The government should focus on funding basic research or moonshots
An oft-heard argument has been that the Indian government must increase its funding for science and technology research. The government’s research and development funding as a fraction of overall gross domestic product is relatively small (0.6 per cent against 2.1 per cent in China and 2.8 in the United States of America). Increased research funding is expected to lead to increased innovation, prestige and economic activity, as well as an enhanced problem-solving capacity.
But has government funding of research delivered the claimed benefits? India has made great strides in science and technology, owing in no small part to governmental support for education, health, and infrastructure, as well as policy support for their promotion. However, the macro-deliverables from governmental research funding have been much less clear. For example, while the number of papers and patents have increased, very few technological breakthroughs can be claimed. Industrial impact has been even more minimal, with very few products, if any, owing their origin to government research funding. Also, the lack of correlation between growth rate and research funding is evident. We are executing sophisticated science and technology projects, but the requisite skills may be attributable more to education and training than research. And a large fraction of these technologies (especially in space sciences) is imported.
There is limited evidence that governmental research funding generates innovative technologies, especially when compared to research investment by industry or philanthropic investments. A 2003 study showed that public funded research had no impact on the economy for any OECD country — all economy-stimulating innovations came from private investment. Even if the extreme result of this study is considered an aberration, India suffers from the same poor outcomes from government-funded research as other nations.
Then there are indirect factors unique to India that adversely affect outcomes — poor education, health, and infrastructure prevent broader engagement in research and development, the weak protection of intellectual property rights discourages risk-taking, and the nascent innovation ecosystem cannot yet train, mentor and support researchers. Besides, research allocation in India has been focused on applied research and technologies. The assumption is that such funding will lead to successful commercialization of new technologies. But there is not much evidence that government funds can decide whether a new technology will be successful. Any investment in an emerging technology to drive it to the marketplace may be ineffective.
To help better outcomes, the government should focus on funding basic research or moonshots. It is widely believed that basic research leads to innovative technologies (although some recent arguments suggest that new technologies drive basic research). The gestation period for a new technology borne out of basic research is large. So government funding may be critical to sustaining such research since industry may not find it worthy. Similarly, moonshots (LIGO, Gaganyaan, quantum computing) enhance national identity and pride. Any cost-effective and peaceful instrument that enhances identity and pride is valuable. Besides, moonshots often lead to development of intermediate technologies that can have applications in other settings.
When funding applied research, the government should specify research outcomes (secure and decentralized databases), not approaches (for example, blockchain). This prevents crowding out of alternative technologies that may address the same problem, while also allowing market forces to determine victors. Market-driven technology development aids the commercialization of developed technologies, and thus leads to better outcomes for research funding.

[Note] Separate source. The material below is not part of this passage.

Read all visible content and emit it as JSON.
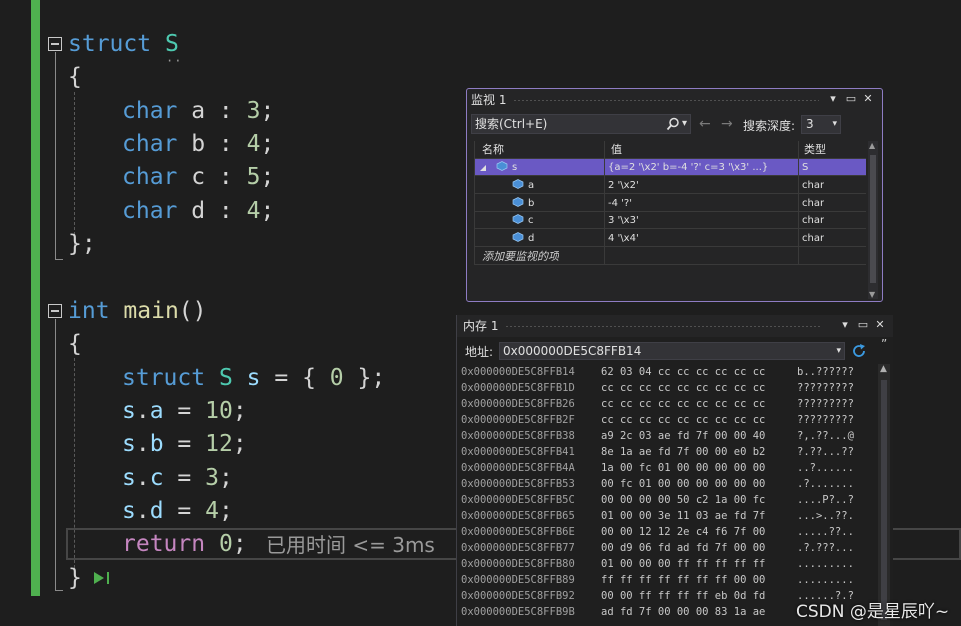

Focus should shift to facilitation. For example, IPRs need to be strengthened, education, health, and infrastructure metrics improved, entrepreneurship taught. The private sector needs to increase research investment. The goal should be to achieve technological superiority in chosen areas. Building strength from the ground up is difficult and expensive, so it may be worth focusing on areas with existing strengths (such as commercial space aviation) or built-in advantages (data driven technologies, for example). Periodic evaluation is needed to measure outcomes — this encourages accountability and adaptation both for funders and performers. Funding without evaluation is a luxury that a developing country cannot afford.
Government funding of research has had a mixed record in stimulating innovation and economy, particularly when compared to private investment. But national pride, occasional commercialization, increasing the nation’s problem-solving capacity and economic payoffs may be good reasons to continue it. The debate about the level and nature of funding, however, must be data-driven and return-oriented so that public money is effectively used.